Scalar Quantities

Visualize scalar (real or integer)-valued data at the points of a point cloud.


import numpy as np
import polyscope as ps

# register a point cloud
N = 100
points = np.random.rand(N, 3)
ps_cloud = ps.register_point_cloud("my points", points)

# generate some random data per-point
vals = np.random.rand(N)

# basic visualization
ps_cloud.add_scalar_quantity("rand vals", vals)

# manually specify a range for colormapping
ps_cloud.add_scalar_quantity("rand vals with range", vals, vminmax=(-5., 5.), enabled=True)

# use a different colormap
ps_cloud.add_scalar_quantity("rand vals with range", vals, cmap='blues')

# use the 'datatype' to specify default visualization semantics
vals_gaussian = np.random.normal(size=N)
ps_cloud.add_scalar_quantity("gaussian vals symmetric", vals_gaussian, datatype='symmetric')

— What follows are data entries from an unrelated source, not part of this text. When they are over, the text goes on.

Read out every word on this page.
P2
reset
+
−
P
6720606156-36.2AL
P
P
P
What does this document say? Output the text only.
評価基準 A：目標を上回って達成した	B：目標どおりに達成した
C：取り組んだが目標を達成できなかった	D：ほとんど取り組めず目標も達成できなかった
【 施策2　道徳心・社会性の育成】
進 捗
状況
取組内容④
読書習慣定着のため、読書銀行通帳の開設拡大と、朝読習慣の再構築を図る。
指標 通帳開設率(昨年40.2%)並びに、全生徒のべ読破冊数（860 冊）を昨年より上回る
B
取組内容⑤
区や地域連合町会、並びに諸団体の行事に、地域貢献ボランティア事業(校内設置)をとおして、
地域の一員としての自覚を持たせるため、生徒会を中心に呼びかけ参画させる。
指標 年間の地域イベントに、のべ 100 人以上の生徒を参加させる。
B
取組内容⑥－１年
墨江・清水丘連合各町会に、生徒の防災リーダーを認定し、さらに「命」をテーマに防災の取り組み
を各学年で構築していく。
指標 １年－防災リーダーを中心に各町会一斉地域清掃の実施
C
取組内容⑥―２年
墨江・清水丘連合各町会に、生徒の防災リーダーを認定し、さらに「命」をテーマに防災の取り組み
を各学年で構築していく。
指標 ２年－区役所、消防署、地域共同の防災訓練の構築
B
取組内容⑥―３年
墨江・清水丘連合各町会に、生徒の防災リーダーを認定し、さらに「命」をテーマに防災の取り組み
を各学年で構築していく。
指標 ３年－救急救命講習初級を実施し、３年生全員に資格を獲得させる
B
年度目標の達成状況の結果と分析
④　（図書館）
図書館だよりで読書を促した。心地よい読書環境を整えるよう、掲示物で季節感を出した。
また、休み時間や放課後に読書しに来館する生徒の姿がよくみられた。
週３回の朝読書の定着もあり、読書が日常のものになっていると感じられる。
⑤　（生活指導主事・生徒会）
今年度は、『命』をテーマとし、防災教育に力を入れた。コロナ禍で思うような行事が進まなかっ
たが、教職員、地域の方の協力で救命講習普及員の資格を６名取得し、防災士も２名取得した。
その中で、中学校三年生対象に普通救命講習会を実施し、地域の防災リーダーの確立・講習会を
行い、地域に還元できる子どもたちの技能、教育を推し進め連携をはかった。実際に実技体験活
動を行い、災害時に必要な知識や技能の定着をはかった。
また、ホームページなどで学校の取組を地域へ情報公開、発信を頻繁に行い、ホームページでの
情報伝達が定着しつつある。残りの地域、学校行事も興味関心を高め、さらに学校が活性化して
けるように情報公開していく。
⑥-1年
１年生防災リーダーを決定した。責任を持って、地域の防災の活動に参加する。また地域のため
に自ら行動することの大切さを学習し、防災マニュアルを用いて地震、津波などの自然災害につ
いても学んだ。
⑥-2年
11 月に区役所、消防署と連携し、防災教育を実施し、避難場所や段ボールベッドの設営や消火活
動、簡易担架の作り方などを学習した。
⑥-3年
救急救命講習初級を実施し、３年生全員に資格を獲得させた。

# view the point cloud with all of these quantities 

PointCloud.add_scalar_quantity(name, values, enabled=None, datatype="standard", vminmax=None, cmap=None)

Add a scalar quantity to the point cloud.

  • name string, a name for the quantity
  • values a length N numpy array, scalars at points

Additional optional keyword arguments:

  • enabled boolean, whether the quantity is initially enabled (note that generally only one quantitiy can be shown at a time; the most recent will be used)
  • datatype, one of standard, symmetric, or magnitude, affects default colormap and map range
  • vminmax, a 2-tuple of floats, specifying the min and max range to colormap in to
  • cmap, which colormap to use

if not specified, these optional parameters will assume a reasonable default value, or a persistent value if previously set.